For this project, I updated Vito Acconci's video art piece "Undertone." Here are a couple popular descriptions of his piece:
"In this now infamous tape, exemplary of his early transgressive performance style, Acconci sits and relates a masturbatory fantasy about a girl rubbing his legs under the table. Carrying on a rambling dialogue that shifts back and forth between the camera/spectator and himself, Acconci sexualizes the implicit contract between performer and viewer - the viewer serving as a voyeur who makes the performance possible by watching and completing the scene, believing the fantasy."
"In a visual style of address exactly equivalent to the presidential address, the face-to-face camera regards The Insignificant Man making the Outrageous Confession that is as likely as not to be an Incredible Lie. Who can escape the television image of Nixon?" - David Antin, "Television: Video's Frightful Parent," Artforum (December 1975)
(These and an excerpt of the video can be found here)
My piece replaces the human sitting at the table with a robot. While Acconci's piece questions and closes up the distance between the viewer and the viewed, the subject and the object, "Monotone" instead plays with the boundary between human and machine. What happens when sexuality is programmed into a machine? If one of the "ultimate goals" of artificial intelligence is the creation of a machine that could pass for human (i.e. could pass the Turing test with flying colors), shouldn't sexuality be included in the machine's programming as well? Does a machine relaying its sexual fantasies and implicating us in the process make us any more or less uncomfortable than Acconci fantasizing in front of the camera? And once a machine can accomplish this, can it also make art?
Ultimately, this piece is about humanity, sexuality, and creativity not just as programmable but also as performance. I would argue that one of the most important aspects of Acconci's piece is that it emphasizes his own sexuality as a performance in the literal sense - he PERFORMS his fantasies in front of a camera and assumes an audience (indeed, "needs" an audience). "Undertone," I believe, makes this performativity even more explicit by positing sexuality as a program run by a machine.
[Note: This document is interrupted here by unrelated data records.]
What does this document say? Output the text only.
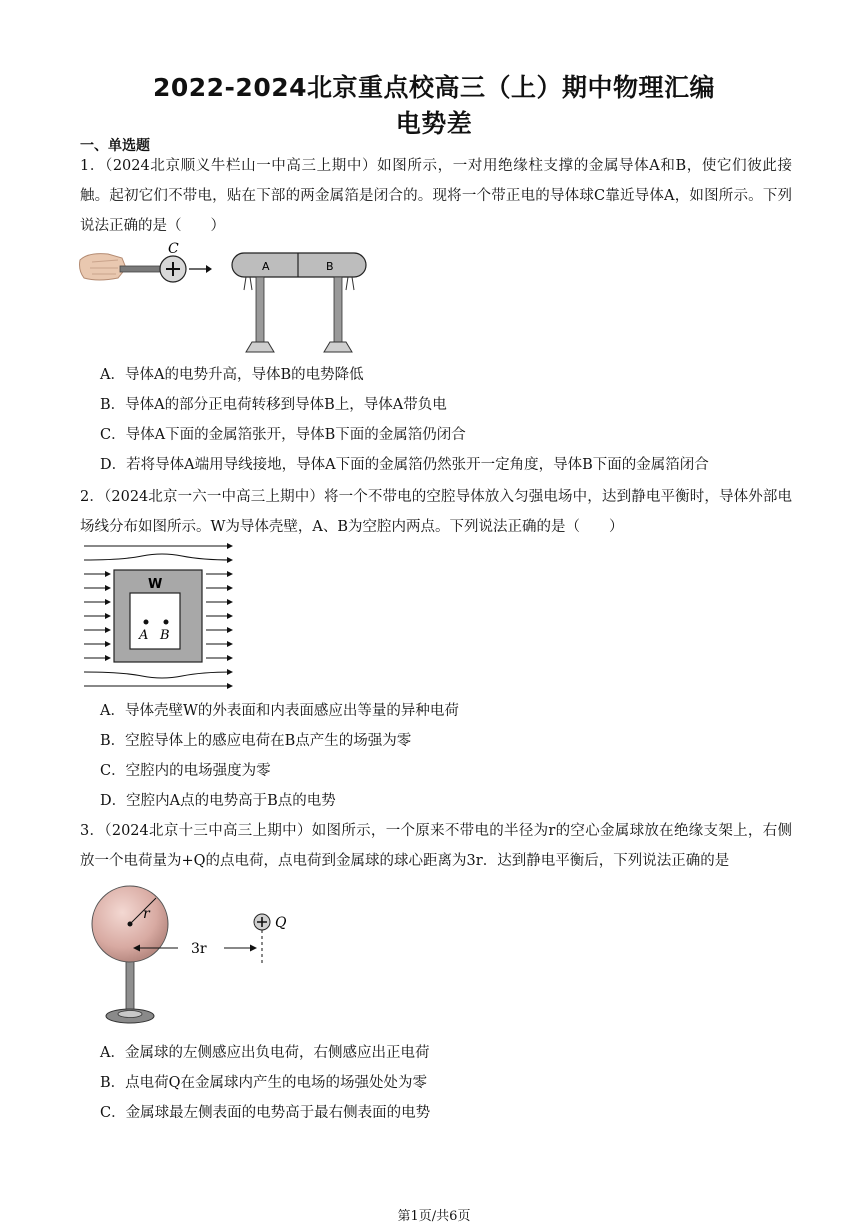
2022-2024北京重点校高三（上）期中物理汇编
电势差
一、单选题
1．（2024北京顺义牛栏山一中高三上期中）如图所示，一对用绝缘柱支撑的金属导体A和B，使它们彼此接触。起初它们不带电，贴在下部的两金属箔是闭合的。现将一个带正电的导体球C靠近导体A，如图所示。下列说法正确的是（　　）
C
A	B
A．导体A的电势升高，导体B的电势降低
B．导体A的部分正电荷转移到导体B上，导体A带负电
C．导体A下面的金属箔张开，导体B下面的金属箔仍闭合
D．若将导体A端用导线接地，导体A下面的金属箔仍然张开一定角度，导体B下面的金属箔闭合
2．（2024北京一六一中高三上期中）将一个不带电的空腔导体放入匀强电场中，达到静电平衡时，导体外部电场线分布如图所示。W为导体壳壁，A、B为空腔内两点。下列说法正确的是（　　）
W
A B
A．导体壳壁W的外表面和内表面感应出等量的异种电荷
B．空腔导体上的感应电荷在B点产生的场强为零
C．空腔内的电场强度为零
D．空腔内A点的电势高于B点的电势
3．（2024北京十三中高三上期中）如图所示，一个原来不带电的半径为r的空心金属球放在绝缘支架上，右侧放一个电荷量为+Q的点电荷，点电荷到金属球的球心距离为3r．达到静电平衡后，下列说法正确的是
r
3r
Q
A．金属球的左侧感应出负电荷，右侧感应出正电荷
B．点电荷Q在金属球内产生的电场的场强处处为零
C．金属球最左侧表面的电势高于最右侧表面的电势
第1页/共6页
This begs some questions: is this robot's sexuality its own? Or is it forced onto it by someone else, like the programmer? Is the machine simply the participant in Searle's Chinese Room? These questions about the machine can easily be reflected back onto humanity; does ANYONE own their own sexuality? Or is it in some ways programmed into us so that we may perform it in front of society's audience, without ever fully understanding it even as we perform?